Fast, Flexible Capital
Because Africa Eats maintains close relationships with its investees, it can offer working capital in as little as 3 days—often when purchase orders from supermarkets or wholesalers come in. Compare this to traditional funders, who may take 3 to 6 months to deploy capital, if at all. This speed is not just convenient—it’s the difference between seizing or losing a growth opportunity.
“Underwear First, Then Trousers”: Why Impact Investors Get It Backwards
Most development finance institutions (DFIs) and philanthropic impact investors start with the intention to “help farmers” or “improve livelihoods”—laudable goals, but often executed with poor commercial logic. As entrepreneur Magatte Wade puts it: “The reason people are poor is because they have no money.” Giving free training or aid rarely addresses the structural issue of income.

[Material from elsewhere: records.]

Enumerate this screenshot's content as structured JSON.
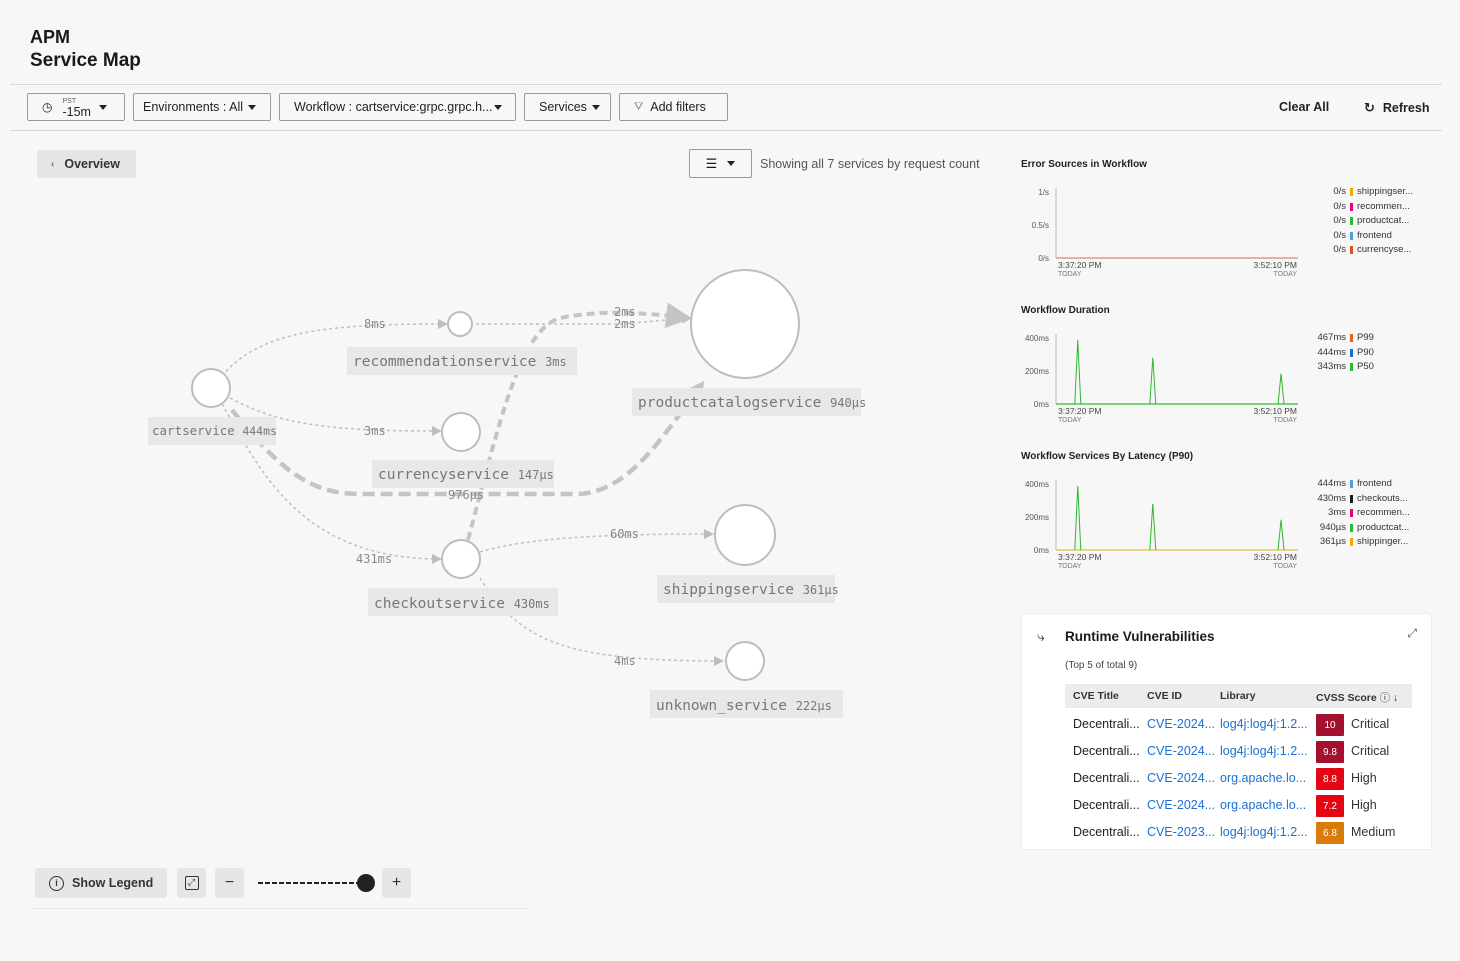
{
  "header": {
    "app": "APM",
    "page": "Service Map"
  },
  "filters": {
    "time_zone": "PST",
    "time_range": "-15m",
    "environments": "Environments : All",
    "workflow": "Workflow : cartservice:grpc.grpc.h...",
    "services": "Services",
    "add_filters": "Add filters",
    "clear_all": "Clear All",
    "refresh": "Refresh"
  },
  "map": {
    "overview_label": "Overview",
    "showing_text": "Showing all 7 services by request count",
    "nodes": [
      {
        "name": "cartservice",
        "latency": "444ms"
      },
      {
        "name": "recommendationservice",
        "latency": "3ms"
      },
      {
        "name": "currencyservice",
        "latency": "147µs"
      },
      {
        "name": "productcatalogservice",
        "latency": "940µs"
      },
      {
        "name": "checkoutservice",
        "latency": "430ms"
      },
      {
        "name": "shippingservice",
        "latency": "361µs"
      },
      {
        "name": "unknown_service",
        "latency": "222µs"
      }
    ],
    "edges": [
      {
        "from": "cartservice",
        "to": "recommendationservice",
        "label": "8ms"
      },
      {
        "from": "cartservice",
        "to": "currencyservice",
        "label": "3ms"
      },
      {
        "from": "cartservice",
        "to": "productcatalogservice",
        "label": "976µs"
      },
      {
        "from": "cartservice",
        "to": "checkoutservice",
        "label": "431ms"
      },
      {
        "from": "checkoutservice",
        "to": "productcatalogservice",
        "label": "2ms"
      },
      {
        "from": "recommendationservice",
        "to": "productcatalogservice",
        "label": "2ms"
      },
      {
        "from": "checkoutservice",
        "to": "shippingservice",
        "label": "60ms"
      },
      {
        "from": "checkoutservice",
        "to": "unknown_service",
        "label": "4ms"
      }
    ]
  },
  "bottom_bar": {
    "show_legend": "Show Legend",
    "zoom_out": "−",
    "zoom_in": "+"
  },
  "error_sources": {
    "title": "Error Sources in Workflow",
    "y_ticks": [
      "1/s",
      "0.5/s",
      "0/s"
    ],
    "x_start": "3:37:20 PM",
    "x_end": "3:52:10 PM",
    "x_sub": "TODAY",
    "legend": [
      {
        "value": "0/s",
        "name": "shippingser...",
        "color": "#f2a900"
      },
      {
        "value": "0/s",
        "name": "recommen...",
        "color": "#e6007e"
      },
      {
        "value": "0/s",
        "name": "productcat...",
        "color": "#2db82d"
      },
      {
        "value": "0/s",
        "name": "frontend",
        "color": "#5b9bd5"
      },
      {
        "value": "0/s",
        "name": "currencyse...",
        "color": "#d9541e"
      }
    ]
  },
  "workflow_duration": {
    "title": "Workflow Duration",
    "y_ticks": [
      "400ms",
      "200ms",
      "0ms"
    ],
    "x_start": "3:37:20 PM",
    "x_end": "3:52:10 PM",
    "x_sub": "TODAY",
    "legend": [
      {
        "value": "467ms",
        "name": "P99",
        "color": "#e8621c"
      },
      {
        "value": "444ms",
        "name": "P90",
        "color": "#1a6fd4"
      },
      {
        "value": "343ms",
        "name": "P50",
        "color": "#2db82d"
      }
    ]
  },
  "services_latency": {
    "title": "Workflow Services By Latency (P90)",
    "y_ticks": [
      "400ms",
      "200ms",
      "0ms"
    ],
    "x_start": "3:37:20 PM",
    "x_end": "3:52:10 PM",
    "x_sub": "TODAY",
    "legend": [
      {
        "value": "444ms",
        "name": "frontend",
        "color": "#5b9bd5"
      },
      {
        "value": "430ms",
        "name": "checkouts...",
        "color": "#1a1a1a"
      },
      {
        "value": "3ms",
        "name": "recommen...",
        "color": "#e6007e"
      },
      {
        "value": "940µs",
        "name": "productcat...",
        "color": "#2db82d"
      },
      {
        "value": "361µs",
        "name": "shippinger...",
        "color": "#f2a900"
      }
    ]
  },
  "vulnerabilities": {
    "title": "Runtime Vulnerabilities",
    "subtitle": "(Top 5 of total 9)",
    "columns": [
      "CVE Title",
      "CVE ID",
      "Library",
      "CVSS Score"
    ],
    "rows": [
      {
        "title": "Decentrali...",
        "cve": "CVE-2024...",
        "library": "log4j:log4j:1.2...",
        "score": "10",
        "severity": "Critical",
        "color": "#a3112e"
      },
      {
        "title": "Decentrali...",
        "cve": "CVE-2024...",
        "library": "log4j:log4j:1.2...",
        "score": "9.8",
        "severity": "Critical",
        "color": "#a3112e"
      },
      {
        "title": "Decentrali...",
        "cve": "CVE-2024...",
        "library": "org.apache.lo...",
        "score": "8.8",
        "severity": "High",
        "color": "#e30613"
      },
      {
        "title": "Decentrali...",
        "cve": "CVE-2024...",
        "library": "org.apache.lo...",
        "score": "7.2",
        "severity": "High",
        "color": "#e30613"
      },
      {
        "title": "Decentrali...",
        "cve": "CVE-2023...",
        "library": "log4j:log4j:1.2...",
        "score": "6.8",
        "severity": "Medium",
        "color": "#d97a0a"
      }
    ]
  }
}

Consider a common error: subsidizing tomato production without ensuring there’s a profitable buyer. The result? A glut of tomatoes, falling prices, and poorer farmers. Contrast this with investing in a tomato sauce processor that buys thousands of kilos per day. That processor creates reliable demand, stabilizes prices, and drives upstream prosperity. The impact is downstream of commercial viability.
Africa Eats exemplifies this logic: build the buyer first, and the supply chain will thrive.
Legal Innovation: The Overlooked Frontier
While much attention is given to technical innovation, legal and financial architecture remains a vastly underleveraged lever in Africa’s growth story.
Africa Eats worked directly with the Stock Exchange of Mauritius to create the EXP board—a listing platform tailored to growth-stage African companies—and launched a market-making facility to ensure liquidity for investors. This is a stark contrast to traditional fund structures, which continue to mimic Western 2-and-20 models that may be poorly suited to Africa’s slower, long-tail returns.
In essence, Africa Eats didn’t just fund entrepreneurs. It rewrote the rules of the capital markets to serve them better.
Toward a New Generation of Investment Models
Africa Eats should not be seen as a unicorn or a fluke. It is a signal of what’s possible when investment strategy aligns with on-the-ground economic realities.
At our firm, Kuzana, we are extending this model—offering centralized accounting, shared sales support, and close operational collaboration among our portfolio companies. In year 1 alone, our investees have grown revenue by over 174% on average.
The next wave of transformative investment in Africa will not look like Silicon Valley. It will look like Africa Eats—patient, pragmatic, and deeply rooted in place-based opportunity.
Conclusion
If we want to make Africa prosperous, we must start with what works. That means profit-first, real-economy investment structures tailored to local conditions—not imported templates or buzzword-driven funds. As Africa Eats has shown, the quiet revolution is already underway. Now it’s time for capital to catch up.